Three days later I went back and inquired about the application, and the receptionist had it ready, signed, good to go, wrapped up in a nice little folder. On my way to the car, I checked it over. There was only one copy. I’d given them two, and had to file two. So back I went.
In the end, I think they were actually wanted to help me. They wanted to help me because I was nice. I smiled. A lot. Most of the folks I saw in the Sheriff’s Office were not smiling. They were not being nice to anyone. The deputies were cordial enough. And the woman who did my fingerprints was very nice. But it just isn’t a place that sees a lot of happy people.
I’ve seen too many people behave a bit too much like Walter Sobchack form The Big Lebowski. I see it at the counter Rebel Sporting Goods.
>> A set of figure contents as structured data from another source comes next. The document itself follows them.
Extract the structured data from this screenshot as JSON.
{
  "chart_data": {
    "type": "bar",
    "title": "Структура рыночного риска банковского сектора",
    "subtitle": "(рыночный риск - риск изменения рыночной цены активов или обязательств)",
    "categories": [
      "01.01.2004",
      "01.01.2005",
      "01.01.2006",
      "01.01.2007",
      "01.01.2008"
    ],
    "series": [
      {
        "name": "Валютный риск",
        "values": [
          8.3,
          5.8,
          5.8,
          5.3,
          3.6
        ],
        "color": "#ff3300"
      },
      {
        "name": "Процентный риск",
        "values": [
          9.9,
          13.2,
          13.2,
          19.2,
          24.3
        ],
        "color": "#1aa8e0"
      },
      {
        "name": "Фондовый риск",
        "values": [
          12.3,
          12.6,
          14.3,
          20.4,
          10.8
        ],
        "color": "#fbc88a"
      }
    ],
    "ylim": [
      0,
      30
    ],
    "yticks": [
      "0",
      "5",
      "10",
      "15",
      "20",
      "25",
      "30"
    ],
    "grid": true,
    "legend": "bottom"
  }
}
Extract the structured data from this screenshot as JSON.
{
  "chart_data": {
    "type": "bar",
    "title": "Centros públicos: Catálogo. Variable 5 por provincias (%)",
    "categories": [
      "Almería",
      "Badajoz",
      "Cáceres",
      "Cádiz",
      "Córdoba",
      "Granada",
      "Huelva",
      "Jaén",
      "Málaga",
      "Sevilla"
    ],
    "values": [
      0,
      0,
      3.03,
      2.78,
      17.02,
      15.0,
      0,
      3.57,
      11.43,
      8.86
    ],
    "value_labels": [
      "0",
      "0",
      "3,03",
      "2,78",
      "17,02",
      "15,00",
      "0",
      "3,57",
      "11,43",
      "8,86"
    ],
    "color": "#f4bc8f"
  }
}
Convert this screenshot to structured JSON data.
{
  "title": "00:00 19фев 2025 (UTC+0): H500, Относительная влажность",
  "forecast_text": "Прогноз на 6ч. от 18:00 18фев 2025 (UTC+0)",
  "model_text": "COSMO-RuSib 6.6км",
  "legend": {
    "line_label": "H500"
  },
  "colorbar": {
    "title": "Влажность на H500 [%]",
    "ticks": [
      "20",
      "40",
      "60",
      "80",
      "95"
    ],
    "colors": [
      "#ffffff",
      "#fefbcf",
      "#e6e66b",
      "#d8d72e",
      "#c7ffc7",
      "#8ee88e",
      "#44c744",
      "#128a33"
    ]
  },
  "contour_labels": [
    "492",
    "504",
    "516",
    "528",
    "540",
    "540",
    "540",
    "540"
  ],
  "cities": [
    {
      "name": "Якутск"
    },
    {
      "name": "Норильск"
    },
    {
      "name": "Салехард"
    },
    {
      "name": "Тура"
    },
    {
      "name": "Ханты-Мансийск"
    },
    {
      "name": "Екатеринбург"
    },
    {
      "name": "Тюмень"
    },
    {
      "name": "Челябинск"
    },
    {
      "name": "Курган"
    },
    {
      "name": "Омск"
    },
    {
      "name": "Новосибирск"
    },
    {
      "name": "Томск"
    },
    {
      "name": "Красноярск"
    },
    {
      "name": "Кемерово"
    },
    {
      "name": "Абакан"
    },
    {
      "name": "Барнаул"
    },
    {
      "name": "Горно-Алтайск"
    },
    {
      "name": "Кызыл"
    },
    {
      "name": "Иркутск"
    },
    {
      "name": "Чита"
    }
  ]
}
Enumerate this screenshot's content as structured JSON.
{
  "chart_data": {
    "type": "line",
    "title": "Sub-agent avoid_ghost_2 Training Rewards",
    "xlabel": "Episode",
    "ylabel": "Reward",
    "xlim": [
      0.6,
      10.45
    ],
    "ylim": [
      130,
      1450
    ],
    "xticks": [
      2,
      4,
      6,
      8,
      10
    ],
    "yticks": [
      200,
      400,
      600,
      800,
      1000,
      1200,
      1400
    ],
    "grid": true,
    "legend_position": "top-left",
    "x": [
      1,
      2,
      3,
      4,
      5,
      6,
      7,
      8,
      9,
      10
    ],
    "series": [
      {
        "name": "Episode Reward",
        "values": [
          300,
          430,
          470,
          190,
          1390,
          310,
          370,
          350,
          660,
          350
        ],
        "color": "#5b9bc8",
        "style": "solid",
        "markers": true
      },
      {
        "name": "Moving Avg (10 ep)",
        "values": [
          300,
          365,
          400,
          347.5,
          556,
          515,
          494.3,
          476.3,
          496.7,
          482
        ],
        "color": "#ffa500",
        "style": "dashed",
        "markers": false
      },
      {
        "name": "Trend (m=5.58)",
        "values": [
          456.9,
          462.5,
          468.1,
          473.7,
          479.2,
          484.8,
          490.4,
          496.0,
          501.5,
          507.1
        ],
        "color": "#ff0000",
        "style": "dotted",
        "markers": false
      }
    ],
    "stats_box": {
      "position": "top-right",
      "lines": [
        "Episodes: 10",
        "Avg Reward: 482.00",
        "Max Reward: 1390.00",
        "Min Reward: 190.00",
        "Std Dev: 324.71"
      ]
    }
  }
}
Some folks get confrontational with the clerk at the counter, like she’s the one who penned the legislation.
This is important. You don’t have to like the hassle your legal system puts you through. You don’t have to agree with any of the rules or laws. But until we no longer have to abide by them, we have to abide by them. And the people who you will rely on to sign your forms didn’t make the laws. Protesting to them, or at them, will get you nowhere. Save your vitriol for appropriate political action.
In the end, I will leave you with the same advice my mother would have given me. Don’t do it alone. Be more than civil. And it can’t hurt to dress up a bit. The CLEO has to sign off on your application for it to be approved. That said, the CLEO doesn’t have to have to sign anything. Until the ATF does away with this step, you have to have it. So don’t give the CLEO any arbitrary reason to doubt your good intentions.